Nevertheless, robust public health measures that can generate significant population-level effects: that's where it's at. Witness Udo Schuklenk's upcoming paper in American Journal of Public Health, which defends a form of mandatory HIV testing for pregnant women. Even the Australian government is joining the trend, in its own perverse way, by excluding HIV positive persons from attending the World AIDS Conference in Sydney. Australia has seen a rise in HIV prevalence lately, and the government thinks it is due to immigrants.

Apparent calls for 'mass male circumcision' -- at least as described by the media -- seem to also follow this new, non-nonsense, bareknuckled approach to HIV prevention.

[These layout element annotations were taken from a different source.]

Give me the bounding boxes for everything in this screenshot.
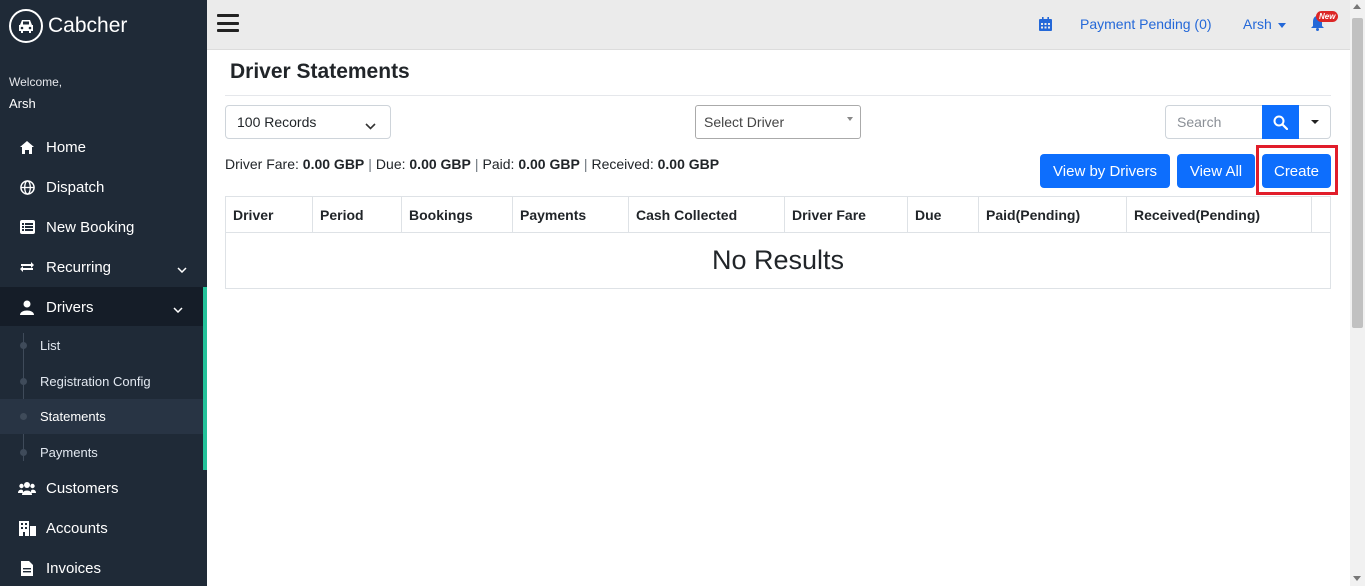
car-icon <box>9 9 43 43</box>
hamburger-menu-icon[interactable] <box>217 14 239 32</box>
caret-down-icon <box>1277 22 1286 28</box>
search-options-dropdown[interactable] <box>1299 105 1331 139</box>
brand-name: Cabcher <box>48 14 128 37</box>
file-icon <box>18 559 36 577</box>
page-title: Driver Statements <box>230 60 410 83</box>
bullet-dot <box>20 342 27 349</box>
sidebar-item-dispatch[interactable]: Dispatch <box>0 167 207 207</box>
sidebar-item-label: New Booking <box>46 218 135 236</box>
chevron-down-icon <box>365 117 376 133</box>
search-icon <box>1273 115 1288 130</box>
sidebar-item-home[interactable]: Home <box>0 127 207 167</box>
list-icon <box>18 218 36 236</box>
submenu-item-list[interactable]: List <box>0 328 203 363</box>
chevron-down-icon <box>177 260 187 277</box>
records-per-page-select[interactable]: 100 Records <box>225 105 391 139</box>
sidebar-item-label: Recurring <box>46 258 112 276</box>
globe-icon <box>18 178 36 196</box>
submenu-item-label: Registration Config <box>40 374 151 389</box>
user-name: Arsh <box>1243 16 1272 32</box>
submenu-item-payments[interactable]: Payments <box>0 435 203 470</box>
due-value: 0.00 GBP <box>409 156 471 172</box>
scroll-down-arrow-icon[interactable] <box>1353 576 1361 581</box>
due-label: Due: <box>375 156 406 172</box>
search-button[interactable] <box>1262 105 1299 139</box>
column-header[interactable]: Paid(Pending) <box>979 197 1127 232</box>
sidebar-item-accounts[interactable]: Accounts <box>0 508 207 548</box>
sidebar-username: Arsh <box>9 96 36 111</box>
view-all-button[interactable]: View All <box>1177 154 1255 188</box>
statement-summary: Driver Fare: 0.00 GBP | Due: 0.00 GBP | Paid… <box>225 156 719 172</box>
caret-down-icon <box>1310 120 1319 124</box>
sidebar-item-new-booking[interactable]: New Booking <box>0 207 207 247</box>
paid-value: 0.00 GBP <box>518 156 580 172</box>
divider <box>225 95 1331 96</box>
column-header[interactable]: Due <box>908 197 979 232</box>
bullet-dot <box>20 413 27 420</box>
sidebar-item-label: Dispatch <box>46 178 105 196</box>
scrollbar[interactable] <box>1350 0 1365 586</box>
home-icon <box>18 138 36 156</box>
submenu-item-statements[interactable]: Statements <box>0 399 203 434</box>
welcome-text: Welcome, <box>9 75 63 89</box>
submenu-item-registration-config[interactable]: Registration Config <box>0 364 203 399</box>
new-badge: New <box>1316 11 1339 22</box>
submenu-item-label: List <box>40 338 61 353</box>
records-select-value: 100 Records <box>237 114 317 130</box>
search-input[interactable] <box>1165 105 1263 139</box>
submenu-item-label: Statements <box>40 409 106 424</box>
chevron-down-icon <box>173 300 183 317</box>
payment-pending-link[interactable]: Payment Pending (0) <box>1080 16 1212 32</box>
sidebar-item-label: Customers <box>46 479 119 497</box>
highlight-box <box>1256 145 1338 195</box>
column-header[interactable]: Cash Collected <box>629 197 785 232</box>
column-header[interactable]: Driver <box>226 197 313 232</box>
driver-fare-label: Driver Fare: <box>225 156 299 172</box>
statements-table: Driver Period Bookings Payments Cash Col… <box>225 196 1331 289</box>
received-value: 0.00 GBP <box>657 156 720 172</box>
submenu-item-label: Payments <box>40 445 98 460</box>
bullet-dot <box>20 378 27 385</box>
scroll-up-arrow-icon[interactable] <box>1353 4 1361 9</box>
sidebar-item-label: Drivers <box>46 298 94 316</box>
user-dropdown[interactable]: Arsh <box>1243 16 1286 32</box>
view-by-drivers-button[interactable]: View by Drivers <box>1040 154 1170 188</box>
sidebar: Cabcher Welcome, Arsh Home Dispatch New … <box>0 0 207 586</box>
bullet-dot <box>20 449 27 456</box>
sidebar-item-label: Invoices <box>46 559 102 577</box>
separator: | <box>474 156 479 172</box>
scroll-thumb[interactable] <box>1352 18 1363 328</box>
paid-label: Paid: <box>482 156 515 172</box>
driver-icon <box>18 298 36 316</box>
column-header[interactable]: Bookings <box>402 197 513 232</box>
empty-state-text: No Results <box>711 245 845 275</box>
top-navbar: Payment Pending (0) Arsh New <box>207 0 1350 50</box>
sidebar-item-customers[interactable]: Customers <box>0 468 207 508</box>
sidebar-item-label: Home <box>46 138 87 156</box>
sidebar-item-drivers[interactable]: Drivers <box>0 287 207 327</box>
brand[interactable]: Cabcher <box>9 8 127 44</box>
caret-down-icon <box>847 117 853 121</box>
table-header: Driver Period Bookings Payments Cash Col… <box>226 197 1330 233</box>
sidebar-item-invoices[interactable]: Invoices <box>0 548 207 586</box>
separator: | <box>368 156 372 172</box>
received-label: Received: <box>591 156 654 172</box>
sidebar-item-recurring[interactable]: Recurring <box>0 247 207 287</box>
repeat-icon <box>18 258 36 276</box>
users-icon <box>18 479 36 497</box>
column-header[interactable]: Period <box>313 197 402 232</box>
column-header[interactable]: Payments <box>513 197 629 232</box>
building-icon <box>18 519 36 537</box>
driver-select[interactable]: Select Driver <box>695 105 861 139</box>
column-header[interactable]: Driver Fare <box>785 197 908 232</box>
column-header[interactable]: Received(Pending) <box>1127 197 1312 232</box>
driver-select-value: Select Driver <box>704 114 785 130</box>
driver-fare-value: 0.00 GBP <box>302 156 365 172</box>
separator: | <box>583 156 588 172</box>
calendar-icon[interactable] <box>1039 17 1052 36</box>
sidebar-item-label: Accounts <box>46 519 108 537</box>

Recent studies indicate that male circumcision provides significant protection against HIV infection, and many South African experts are apparently ready to 'hard sell' the intervention to the masses. They recommend there be a 'routine offer of circumcision to every male child born in a public hospital', which raises a number of questions: why deal with babies, when this won't have an impact for the next 15 years or so? How will communities respond to such aggressive policies? Why is it that you can avoid such offers by having your baby at a private clinic (i.e. being wealthy)? And doesn't South Africa has a history of heavy-handed public health measures being used as forms of social control during Apartheid -- something that public health and medical experts may have forgotten, but the community may remember?

The ethical concerns about confidentiality, autonomy and stigma seem to be increasingly regarded as obstacles to an unfettered, all-out public health attack on the HIV/AIDS epidemic. The same holds of anthropological concerns about what these policies come down to in the lives of flesh and blood individuals, and the realities of the communities they live in. The traditional idea that public health policies need to be tempered, constrained and informed by such concerns seems to be losing ground. Will these 'tough love' approaches to HIV prevention turn the tide? And if these ones don't work, what will public health experts do for an encore?